The door rattled as a disembodied voice said, “Lord Huntley must not wish anyone to enter his study. Come along, Lady Langley.”

Once the footsteps moved away, Louisa brows furrowed. “I think that was my sister and Lord Dereham. Thank God, she didn’t find us in here a

lone.”

“Oh yes, that would be dreadful indeed,” he said sardonically. After pouring her another brandy, he returned to his seat.

Louisa had shifted her slender legs under her as if to avoid his touch again. She reached for the brandy he held out to her. “I am far too young to marry anyone.”

At nineteen, she was the exact age most men wanted for a wife. Young enough to mold to their likes. Not that Louisa would ever conform to anyone or anything. It was her indomitable spirit that drew him to her. She would never let a man control her completely.

“I suppose we both are a bit young for marriage,” he mused.

“Of course you are, Harry. No man should marry before...” she paused, tapping her finger against her lips. “Thirty.”

“Thirty?” That was almost six years from now. It seemed like a lifetime from the present. “And what is the appropriate age for a lady to marry?”

“For most ladies or me? There is a vast difference.” She giggled again as she tended to when drinking.

His thumb caressed her ankle again. “For you, then.”

“Hmm. At least twenty-three, maybe twenty-four.”

“Why so late? You would be considered a spinster by then.”

Someone else shook the door handle, silencing them. “I heard a voice in there,” a lady said softly. “A man’s voice.”

“Come along, Clarissa,” a man urged the woman. “If the door is locked, we are not wanted in there.”

Harry shook his head while Louisa cocked hers.

“Who was that?” she whispered with a grin.

“Sutcliff.”

“Ainsley’s younger son? And Clarissa Carter?” She pressed her lips together as if suppressing another giggle, but it finally escaped. “Her father will never tolerate that match. He expects a title for his precious daughter and not a second son with no prospects.”

“You are right.” But Harry doubted his friend would listen to reason with Miss Carter. Finishing his first brandy, he noticed she’d already emptied her second snifter. It wasn’t that unusual for her to drink two glasses, but rarely this early in the afternoon and never so quickly. “What is wrong, Louisa?”

She shrugged as she stared at the bottom of her empty snifter, twisting the glass in her hand.
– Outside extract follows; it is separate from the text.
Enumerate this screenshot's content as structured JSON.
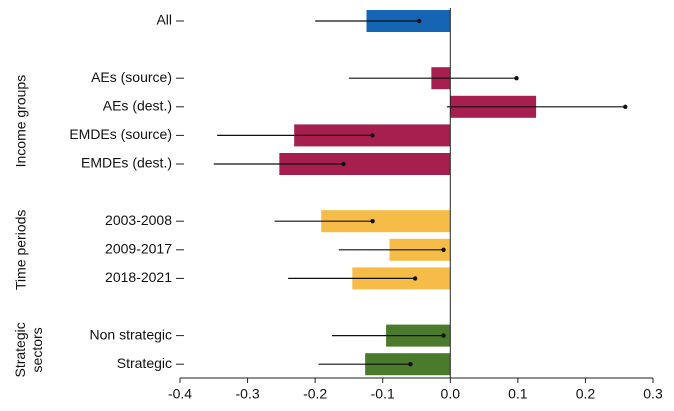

Rising, she snatched his snifter before moving to the corner cabinet. “My mother believes Tessa should accept Dereham.”

“And you’re not happy about that.”

“No,” she replied, returning to her seat. She curled her legs under her again. “There is no need for her to marry so soon. It’s only been a year since Langley passed. Tessa should be able to enjoy the benefits of widowhood before tying herself down with another man.”

“It is up to her, is it not?” he asked, noticing how quickly she had already taken two sips of the brandy. Clearly, the idea of her sister marrying another older man affected her.

“Your father is encouraging the match.”

“Why would my father help Tessa find another husband?”